Methods: 592 Aboriginal and/or Torres Strait Islander Australian participants of The eGFR (estimated glomerular filtration rate) Study, a prospective cross-sectional cohort study performed in 2007-2011, from urban and remote centres within communities, primary care and tertiary hospitals across Northern Territory, Far North Queensland and Western Australia were assessed for serum 25(OH)D and cardio-metabolic risk factors (central obesity, diabetes, hypertension, history of cardiovascular disease, current smoker, low HDL-cholesterol), and diabetes (by history or HbA1c ≥6.5%). Associations were explored between 25(OH)D and outcome measures of diabetes and number of cardio-metabolic risk factors.
The median (IQR) serum 25(OH)D was 60 (45-77) nmol/L, 31% had 25(OH)D <50 nmol/L. For participants with 25(OH)D < 50 vs ≥50 nmol/L, cardio-metabolic risk profile differed for: diabetes (54%, 36% p<0.001), past history of cardiovascular disease (16%, 9%, p=0.014), waist-hip ratio (0.98, 0.92, p<0.001), urine albumin-creatinine ratio (2.7, 1.5 mg/mmol, p<0.001). The OR (95% CI) for diabetes was 2.02 (1.03 – 3.95) for people in the lowest vs highest tertiles of 25(OH)D (<53 vs >72 nmol/L, respectively) after adjusting for known cardio-metabolic risk factors.

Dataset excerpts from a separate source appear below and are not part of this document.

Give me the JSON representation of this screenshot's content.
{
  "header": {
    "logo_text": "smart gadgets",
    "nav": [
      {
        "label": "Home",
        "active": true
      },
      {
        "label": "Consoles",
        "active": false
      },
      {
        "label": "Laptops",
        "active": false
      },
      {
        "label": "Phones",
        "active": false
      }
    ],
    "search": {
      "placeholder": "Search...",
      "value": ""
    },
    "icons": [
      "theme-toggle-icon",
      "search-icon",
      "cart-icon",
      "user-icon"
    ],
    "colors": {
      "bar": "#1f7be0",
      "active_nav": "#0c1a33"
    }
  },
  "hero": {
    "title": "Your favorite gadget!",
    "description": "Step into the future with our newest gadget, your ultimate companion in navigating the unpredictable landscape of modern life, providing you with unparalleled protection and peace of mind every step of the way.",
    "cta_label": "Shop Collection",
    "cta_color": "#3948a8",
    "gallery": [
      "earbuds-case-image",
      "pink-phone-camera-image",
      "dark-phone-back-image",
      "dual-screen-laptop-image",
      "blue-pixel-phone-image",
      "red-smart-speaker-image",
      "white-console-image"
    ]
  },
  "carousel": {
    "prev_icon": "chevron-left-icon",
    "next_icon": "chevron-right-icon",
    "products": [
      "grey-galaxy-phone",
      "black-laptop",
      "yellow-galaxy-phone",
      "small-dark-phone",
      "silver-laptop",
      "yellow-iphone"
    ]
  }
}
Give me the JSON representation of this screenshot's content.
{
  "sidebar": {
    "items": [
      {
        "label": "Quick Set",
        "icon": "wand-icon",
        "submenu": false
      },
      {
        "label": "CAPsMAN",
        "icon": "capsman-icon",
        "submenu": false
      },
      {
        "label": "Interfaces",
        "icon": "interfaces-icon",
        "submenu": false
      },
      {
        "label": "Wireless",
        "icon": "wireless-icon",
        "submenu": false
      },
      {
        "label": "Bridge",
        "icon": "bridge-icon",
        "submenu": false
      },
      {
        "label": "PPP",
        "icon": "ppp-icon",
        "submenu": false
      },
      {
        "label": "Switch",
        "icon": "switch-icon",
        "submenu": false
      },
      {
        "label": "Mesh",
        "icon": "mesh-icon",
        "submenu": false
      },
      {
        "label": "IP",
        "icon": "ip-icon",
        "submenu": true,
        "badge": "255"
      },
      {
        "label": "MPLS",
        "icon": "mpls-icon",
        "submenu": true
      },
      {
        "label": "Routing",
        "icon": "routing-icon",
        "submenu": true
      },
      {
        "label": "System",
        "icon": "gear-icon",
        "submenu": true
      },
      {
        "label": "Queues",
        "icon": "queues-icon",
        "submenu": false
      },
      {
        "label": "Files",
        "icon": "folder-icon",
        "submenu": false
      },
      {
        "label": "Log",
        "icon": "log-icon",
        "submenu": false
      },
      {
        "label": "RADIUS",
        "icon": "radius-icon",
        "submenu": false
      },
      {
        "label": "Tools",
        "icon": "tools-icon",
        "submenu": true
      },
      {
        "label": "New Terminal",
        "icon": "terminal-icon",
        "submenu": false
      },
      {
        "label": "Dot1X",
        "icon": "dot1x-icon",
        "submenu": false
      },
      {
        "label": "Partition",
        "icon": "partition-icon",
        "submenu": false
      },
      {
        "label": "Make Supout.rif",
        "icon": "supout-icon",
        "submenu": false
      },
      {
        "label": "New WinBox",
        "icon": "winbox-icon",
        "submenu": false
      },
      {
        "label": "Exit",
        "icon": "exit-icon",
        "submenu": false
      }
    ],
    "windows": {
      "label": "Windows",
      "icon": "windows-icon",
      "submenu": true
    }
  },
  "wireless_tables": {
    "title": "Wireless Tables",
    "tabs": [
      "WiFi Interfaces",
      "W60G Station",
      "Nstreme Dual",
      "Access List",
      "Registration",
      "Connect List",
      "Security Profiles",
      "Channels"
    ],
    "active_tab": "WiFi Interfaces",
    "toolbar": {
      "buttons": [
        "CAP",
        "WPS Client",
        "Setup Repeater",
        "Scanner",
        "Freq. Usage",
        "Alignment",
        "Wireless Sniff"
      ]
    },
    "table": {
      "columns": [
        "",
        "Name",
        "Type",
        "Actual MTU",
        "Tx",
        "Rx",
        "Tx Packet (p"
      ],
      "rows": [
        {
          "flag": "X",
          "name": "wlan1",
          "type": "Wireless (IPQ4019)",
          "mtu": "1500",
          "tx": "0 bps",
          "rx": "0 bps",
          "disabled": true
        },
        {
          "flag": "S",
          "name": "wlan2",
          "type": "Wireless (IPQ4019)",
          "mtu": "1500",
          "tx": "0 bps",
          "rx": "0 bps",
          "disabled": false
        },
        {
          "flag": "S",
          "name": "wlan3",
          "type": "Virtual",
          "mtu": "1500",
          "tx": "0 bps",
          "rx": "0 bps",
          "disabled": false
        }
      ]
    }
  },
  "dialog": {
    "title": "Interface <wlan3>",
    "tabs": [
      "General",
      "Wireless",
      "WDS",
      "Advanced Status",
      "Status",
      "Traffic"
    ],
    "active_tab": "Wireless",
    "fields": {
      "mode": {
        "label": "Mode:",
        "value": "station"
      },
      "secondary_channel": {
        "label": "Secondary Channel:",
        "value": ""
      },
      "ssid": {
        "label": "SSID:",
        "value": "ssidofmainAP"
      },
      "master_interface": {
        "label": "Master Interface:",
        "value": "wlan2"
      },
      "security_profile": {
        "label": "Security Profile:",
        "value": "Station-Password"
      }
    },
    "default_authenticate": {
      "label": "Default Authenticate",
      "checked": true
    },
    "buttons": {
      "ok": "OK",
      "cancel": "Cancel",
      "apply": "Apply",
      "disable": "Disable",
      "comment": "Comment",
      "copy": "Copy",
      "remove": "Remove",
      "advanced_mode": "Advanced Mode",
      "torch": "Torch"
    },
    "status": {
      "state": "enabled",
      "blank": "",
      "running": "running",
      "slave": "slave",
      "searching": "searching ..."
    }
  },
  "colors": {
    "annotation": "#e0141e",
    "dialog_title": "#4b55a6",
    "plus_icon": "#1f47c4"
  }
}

Serum 25(OH)D levels <50 nmol/L were highly prevalent among Aboriginal and Torres Strait Islander Australians from Northern and Central Australia. Low 25(OH)D level was associated with adverse cardio-metabolic risk profile and was an independent risk factor for diabetes. These findings require exploration in longitudinal studies.